Energy balance, the focus of Benardot's research, is the answer to both of these dilemmas. The athletes in his studies get the best results when they stay within 300 to 500 calories of perfect energy balance throughout the day.
This means . . .
1. Eat as soon as you wake up in the morning.
2. Make sure you eat something before you exercise, no matter what time of day it is.
Not only does the food prevent your muscle tissue from becoming cardio chow, but it increases the number of calories you burn during and after exercise. A 1992 study at Arnot-Ogden Medical Center in Elmira, New York, shows that exercise following a meal enhances metabolism.
3. Eat soon after exercising, when your body has depleted its energy stores. Act fast, or you'll start burning muscle for energy.
4. Eat a total of five to six small meals a day.
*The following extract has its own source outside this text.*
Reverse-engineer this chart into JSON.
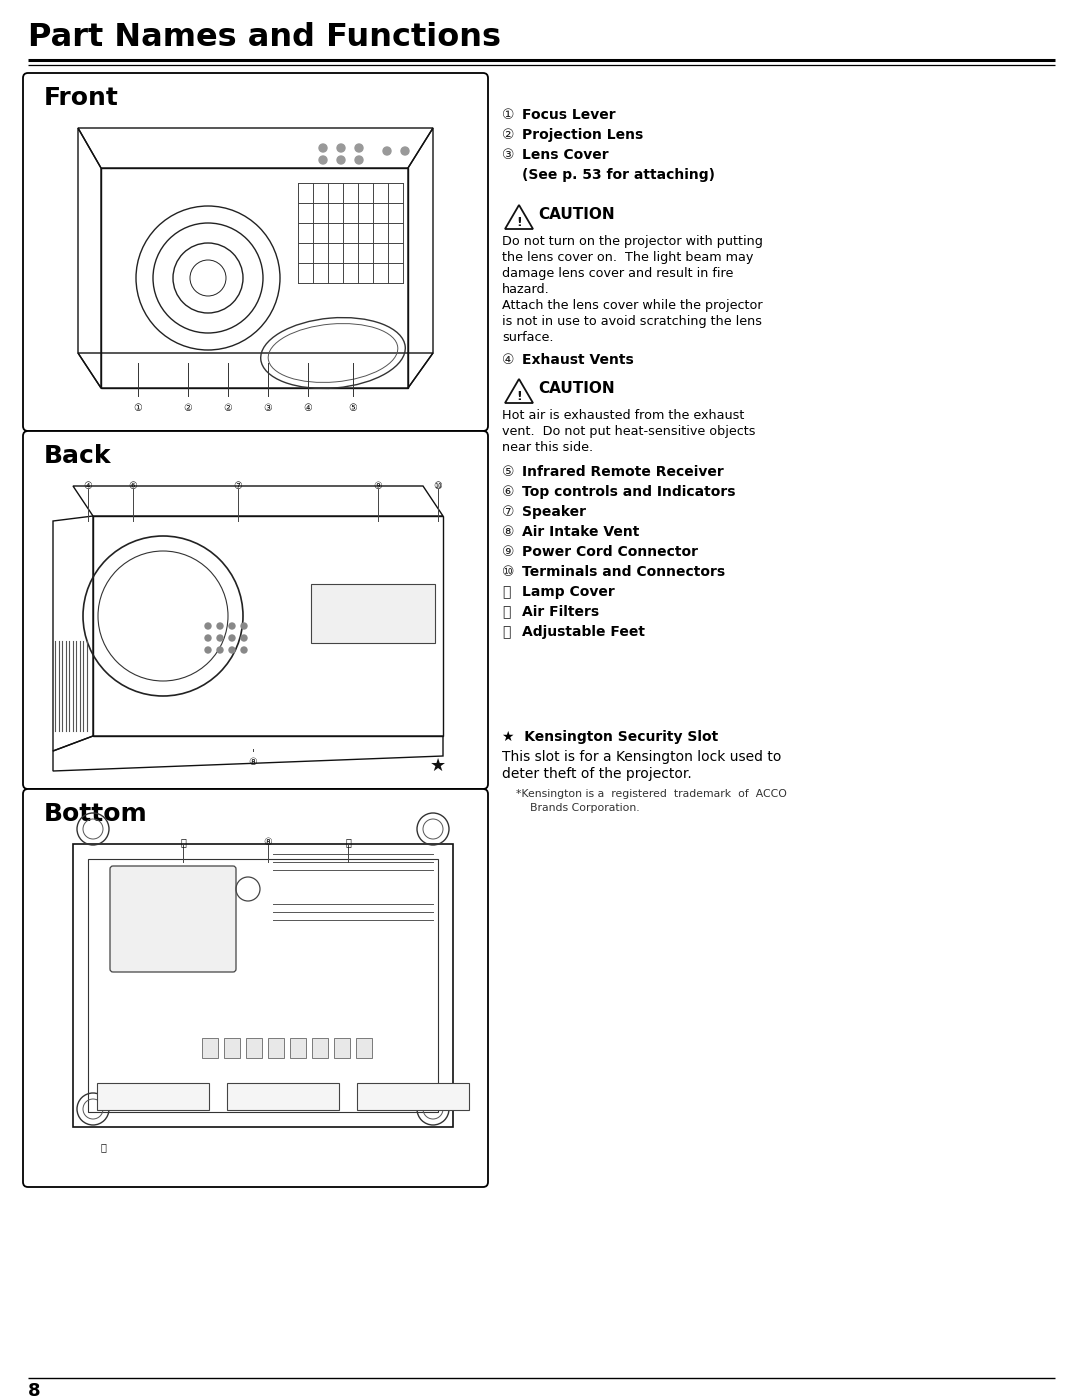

One of Benardot's studies showed that athletes who added three daily snacks to their three squares lost fat and gained muscle, on top of improving in all the other things that are important to athletes, such as power and endurance. Of course, you can't simply add a few hundred calories to your diet and lose weight, but you can redistribute your daily calories so you're eating more often but consuming less at individual meals.
However you do it, it's clear to Benardot that the worst strategy is cutting out tons of calories indiscriminately in hopes of sudden, dramatic weight loss. "If you're more subtle and try to lose a pound a week or 1 pound in 2 weeks, not only can you do it, but you'll be less likely to regain the weight," he says.